The simple thing that makes me think my model is not THAT old, is the hood over the new type headlight 
Don't get your hopes up. Cheap and Cheerful, as someone said, was the way they made them in the old days - that loco is at least 10 years old and maybe more - imho ? 

As noted, Bachmann engines of that era are known for weak plastic gears, so if you try to make it pull more, you will cause the drive to fail.


----------



## Colormepearl (Jan 25, 2009)

Thanks Nick. I apparently had checked out that site a bit ago. It does have some very usefull informaion. I have used that site for tips on other locomotives, and always found it interesting if not very helpfull. I still have not received that engine yet, but have the Aristo 0 4 0 completely apart and see where I will probably have to cut the housing that holds the motor and drivers in place.
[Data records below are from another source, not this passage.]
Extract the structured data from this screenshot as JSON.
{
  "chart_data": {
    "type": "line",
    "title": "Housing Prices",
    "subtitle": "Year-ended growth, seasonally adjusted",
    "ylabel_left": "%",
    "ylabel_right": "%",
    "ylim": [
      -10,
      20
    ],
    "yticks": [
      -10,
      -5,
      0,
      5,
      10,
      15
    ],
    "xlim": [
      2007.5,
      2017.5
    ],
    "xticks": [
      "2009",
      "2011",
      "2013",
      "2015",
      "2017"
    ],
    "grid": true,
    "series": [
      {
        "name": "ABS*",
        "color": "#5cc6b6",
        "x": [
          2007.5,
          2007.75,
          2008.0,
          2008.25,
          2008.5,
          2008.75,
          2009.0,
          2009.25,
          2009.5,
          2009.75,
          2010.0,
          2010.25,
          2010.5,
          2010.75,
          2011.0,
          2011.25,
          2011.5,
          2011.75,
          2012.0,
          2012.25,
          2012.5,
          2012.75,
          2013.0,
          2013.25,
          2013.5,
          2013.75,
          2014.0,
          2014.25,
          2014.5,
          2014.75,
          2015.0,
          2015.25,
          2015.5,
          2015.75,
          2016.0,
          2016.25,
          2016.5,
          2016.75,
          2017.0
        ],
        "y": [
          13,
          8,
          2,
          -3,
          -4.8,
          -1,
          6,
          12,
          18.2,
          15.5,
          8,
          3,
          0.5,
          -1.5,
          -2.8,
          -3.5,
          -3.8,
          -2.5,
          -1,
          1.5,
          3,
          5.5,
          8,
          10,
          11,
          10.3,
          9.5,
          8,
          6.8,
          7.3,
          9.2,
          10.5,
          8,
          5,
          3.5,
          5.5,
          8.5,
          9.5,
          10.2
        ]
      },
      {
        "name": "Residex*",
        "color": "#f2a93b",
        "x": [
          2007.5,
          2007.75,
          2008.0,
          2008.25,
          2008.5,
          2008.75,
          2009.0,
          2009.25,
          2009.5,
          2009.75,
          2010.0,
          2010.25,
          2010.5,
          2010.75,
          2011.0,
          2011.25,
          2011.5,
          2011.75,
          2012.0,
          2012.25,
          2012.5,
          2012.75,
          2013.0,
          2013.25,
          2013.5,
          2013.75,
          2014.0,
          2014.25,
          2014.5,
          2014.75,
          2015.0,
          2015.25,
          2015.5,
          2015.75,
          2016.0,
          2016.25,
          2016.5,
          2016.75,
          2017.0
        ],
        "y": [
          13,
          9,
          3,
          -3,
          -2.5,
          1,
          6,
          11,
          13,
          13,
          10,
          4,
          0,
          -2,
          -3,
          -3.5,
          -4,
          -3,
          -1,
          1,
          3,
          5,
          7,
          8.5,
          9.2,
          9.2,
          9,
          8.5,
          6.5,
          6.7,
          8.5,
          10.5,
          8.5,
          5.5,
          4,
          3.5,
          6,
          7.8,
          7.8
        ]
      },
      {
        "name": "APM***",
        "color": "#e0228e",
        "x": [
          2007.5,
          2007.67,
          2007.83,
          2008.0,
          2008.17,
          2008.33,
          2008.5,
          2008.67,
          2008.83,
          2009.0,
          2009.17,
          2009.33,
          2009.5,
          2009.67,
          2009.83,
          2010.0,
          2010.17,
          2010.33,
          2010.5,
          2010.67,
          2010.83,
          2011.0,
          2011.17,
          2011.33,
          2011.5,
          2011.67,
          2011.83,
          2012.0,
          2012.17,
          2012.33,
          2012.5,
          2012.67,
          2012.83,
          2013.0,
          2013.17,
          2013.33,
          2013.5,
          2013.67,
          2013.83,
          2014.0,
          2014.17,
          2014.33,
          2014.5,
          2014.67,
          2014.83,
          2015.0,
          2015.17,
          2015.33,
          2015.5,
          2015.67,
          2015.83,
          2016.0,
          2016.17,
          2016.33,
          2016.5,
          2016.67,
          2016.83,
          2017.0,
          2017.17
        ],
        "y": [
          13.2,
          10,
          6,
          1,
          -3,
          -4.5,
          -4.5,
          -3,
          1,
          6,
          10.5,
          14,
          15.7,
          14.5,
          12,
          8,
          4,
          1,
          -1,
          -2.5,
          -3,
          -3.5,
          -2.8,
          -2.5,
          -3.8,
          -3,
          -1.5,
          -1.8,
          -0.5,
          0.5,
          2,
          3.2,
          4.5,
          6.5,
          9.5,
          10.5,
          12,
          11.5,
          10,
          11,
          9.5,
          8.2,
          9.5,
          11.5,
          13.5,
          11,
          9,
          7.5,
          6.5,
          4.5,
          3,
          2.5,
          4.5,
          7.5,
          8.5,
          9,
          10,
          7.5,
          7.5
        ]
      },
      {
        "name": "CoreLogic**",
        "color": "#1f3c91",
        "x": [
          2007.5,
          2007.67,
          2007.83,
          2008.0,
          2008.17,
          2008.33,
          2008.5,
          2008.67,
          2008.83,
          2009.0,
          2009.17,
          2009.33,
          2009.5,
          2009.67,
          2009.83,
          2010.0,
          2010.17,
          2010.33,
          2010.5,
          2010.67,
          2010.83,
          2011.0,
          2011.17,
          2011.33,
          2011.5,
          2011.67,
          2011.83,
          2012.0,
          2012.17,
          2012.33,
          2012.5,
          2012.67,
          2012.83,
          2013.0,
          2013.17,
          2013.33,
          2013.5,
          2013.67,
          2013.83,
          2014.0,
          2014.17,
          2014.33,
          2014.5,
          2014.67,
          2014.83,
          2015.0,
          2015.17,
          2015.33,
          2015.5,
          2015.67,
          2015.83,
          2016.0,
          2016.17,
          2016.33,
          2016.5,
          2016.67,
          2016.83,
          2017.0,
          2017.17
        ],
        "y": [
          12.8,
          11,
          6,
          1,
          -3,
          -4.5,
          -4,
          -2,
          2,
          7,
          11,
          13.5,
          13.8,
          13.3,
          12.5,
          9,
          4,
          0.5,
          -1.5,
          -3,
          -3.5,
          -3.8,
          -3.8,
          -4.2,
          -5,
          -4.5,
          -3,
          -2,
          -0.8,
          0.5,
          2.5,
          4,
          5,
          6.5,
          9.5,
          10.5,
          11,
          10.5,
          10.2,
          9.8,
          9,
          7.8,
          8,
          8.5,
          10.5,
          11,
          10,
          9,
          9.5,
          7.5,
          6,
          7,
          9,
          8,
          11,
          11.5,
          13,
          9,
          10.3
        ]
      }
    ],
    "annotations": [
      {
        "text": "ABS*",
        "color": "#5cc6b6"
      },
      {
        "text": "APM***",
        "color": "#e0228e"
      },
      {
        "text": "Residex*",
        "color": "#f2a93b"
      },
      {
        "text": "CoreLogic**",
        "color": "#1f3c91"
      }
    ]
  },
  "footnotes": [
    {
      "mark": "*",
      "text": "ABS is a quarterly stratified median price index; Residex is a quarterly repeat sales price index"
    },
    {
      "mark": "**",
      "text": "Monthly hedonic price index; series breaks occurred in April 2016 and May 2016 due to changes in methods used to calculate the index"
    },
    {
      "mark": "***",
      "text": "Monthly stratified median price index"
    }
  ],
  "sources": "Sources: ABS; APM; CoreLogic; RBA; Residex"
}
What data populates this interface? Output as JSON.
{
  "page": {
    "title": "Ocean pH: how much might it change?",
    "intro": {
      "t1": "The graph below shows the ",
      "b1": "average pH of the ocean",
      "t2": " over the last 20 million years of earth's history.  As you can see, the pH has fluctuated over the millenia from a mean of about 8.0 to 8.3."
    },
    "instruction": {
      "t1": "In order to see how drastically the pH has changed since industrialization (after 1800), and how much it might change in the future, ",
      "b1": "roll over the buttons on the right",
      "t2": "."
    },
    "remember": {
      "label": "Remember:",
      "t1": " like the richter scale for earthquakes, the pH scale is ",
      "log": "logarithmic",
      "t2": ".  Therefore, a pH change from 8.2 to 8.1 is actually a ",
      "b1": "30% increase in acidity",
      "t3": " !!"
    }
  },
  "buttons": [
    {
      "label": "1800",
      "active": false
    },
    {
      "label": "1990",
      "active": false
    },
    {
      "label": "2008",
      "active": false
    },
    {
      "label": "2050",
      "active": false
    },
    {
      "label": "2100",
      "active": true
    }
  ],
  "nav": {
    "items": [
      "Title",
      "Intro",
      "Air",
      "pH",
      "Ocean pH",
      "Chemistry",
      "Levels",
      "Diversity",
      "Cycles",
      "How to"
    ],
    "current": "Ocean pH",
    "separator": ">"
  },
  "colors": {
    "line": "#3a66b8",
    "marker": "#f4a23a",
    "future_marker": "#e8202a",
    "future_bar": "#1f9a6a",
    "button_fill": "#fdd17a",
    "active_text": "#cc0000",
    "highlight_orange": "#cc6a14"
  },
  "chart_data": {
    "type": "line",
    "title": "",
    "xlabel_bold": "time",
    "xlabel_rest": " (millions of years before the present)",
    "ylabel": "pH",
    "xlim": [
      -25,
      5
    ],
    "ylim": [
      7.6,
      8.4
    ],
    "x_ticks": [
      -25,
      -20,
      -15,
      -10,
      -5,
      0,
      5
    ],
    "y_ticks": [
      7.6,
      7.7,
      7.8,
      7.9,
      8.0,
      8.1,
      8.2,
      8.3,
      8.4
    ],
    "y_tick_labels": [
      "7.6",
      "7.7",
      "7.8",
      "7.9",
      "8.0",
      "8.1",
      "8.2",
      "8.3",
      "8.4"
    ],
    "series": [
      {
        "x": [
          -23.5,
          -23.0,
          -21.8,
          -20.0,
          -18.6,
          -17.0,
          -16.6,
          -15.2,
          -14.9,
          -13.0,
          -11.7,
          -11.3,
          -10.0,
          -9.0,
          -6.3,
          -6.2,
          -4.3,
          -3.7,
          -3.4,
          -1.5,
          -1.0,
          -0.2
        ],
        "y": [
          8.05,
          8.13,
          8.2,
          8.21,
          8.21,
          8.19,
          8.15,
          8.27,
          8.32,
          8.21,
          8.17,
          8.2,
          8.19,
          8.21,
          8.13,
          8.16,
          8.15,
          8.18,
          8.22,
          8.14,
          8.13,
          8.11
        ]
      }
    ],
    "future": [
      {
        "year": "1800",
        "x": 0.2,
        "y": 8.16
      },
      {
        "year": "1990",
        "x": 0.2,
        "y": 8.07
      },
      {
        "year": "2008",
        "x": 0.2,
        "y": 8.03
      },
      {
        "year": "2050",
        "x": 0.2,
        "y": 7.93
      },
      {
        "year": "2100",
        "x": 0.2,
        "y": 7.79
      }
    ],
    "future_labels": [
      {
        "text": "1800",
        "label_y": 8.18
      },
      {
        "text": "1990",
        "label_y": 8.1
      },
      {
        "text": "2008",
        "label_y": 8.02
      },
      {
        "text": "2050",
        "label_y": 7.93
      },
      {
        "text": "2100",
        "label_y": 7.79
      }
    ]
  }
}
Another though is, I have a motor from an Aristo Pacific, that I removed to install a new version motor block. I may see if there is any way that I can use the Bachmann case, and install just the Pacific motor in the 2 4 2. Hey, I ran that Aristo 0 4 0 for the first time, a bit ago, and that thing pulled 12 freight cars, no sweat. Seemd to have been easly able to pull another 12. I really think it is going to make the little Bachmann 2 4 2 a power puller, instead of a toy that can pull two cars downhill only!
I will take pics that show the progress.
Thanks for the site tip.


----------



## Pete Thornton (Jan 2, 2008)

Hey, I ran that Aristo 0 4 0 for the first time, a bit ago, and that thing pulled 12 freight cars, no sweat. Seemd to have been easly able to pull another 12. I really think it is going to make the little Bachmann 2 4 2 a power puller, instead of a toy that can pull two cars downhill only 
As noted, if you have strong gears, you can load the engine with weight and it will pull anything. [BTW - wheel composition doesn't hurt - simple plated wheels like Bachmann uses don't grip as well as some of the cast wheels.] 

If you are comfortable swapping motors, etc, then get a gearbox from BBT or NWSL and install it with new wheels - and a load of weight.


----------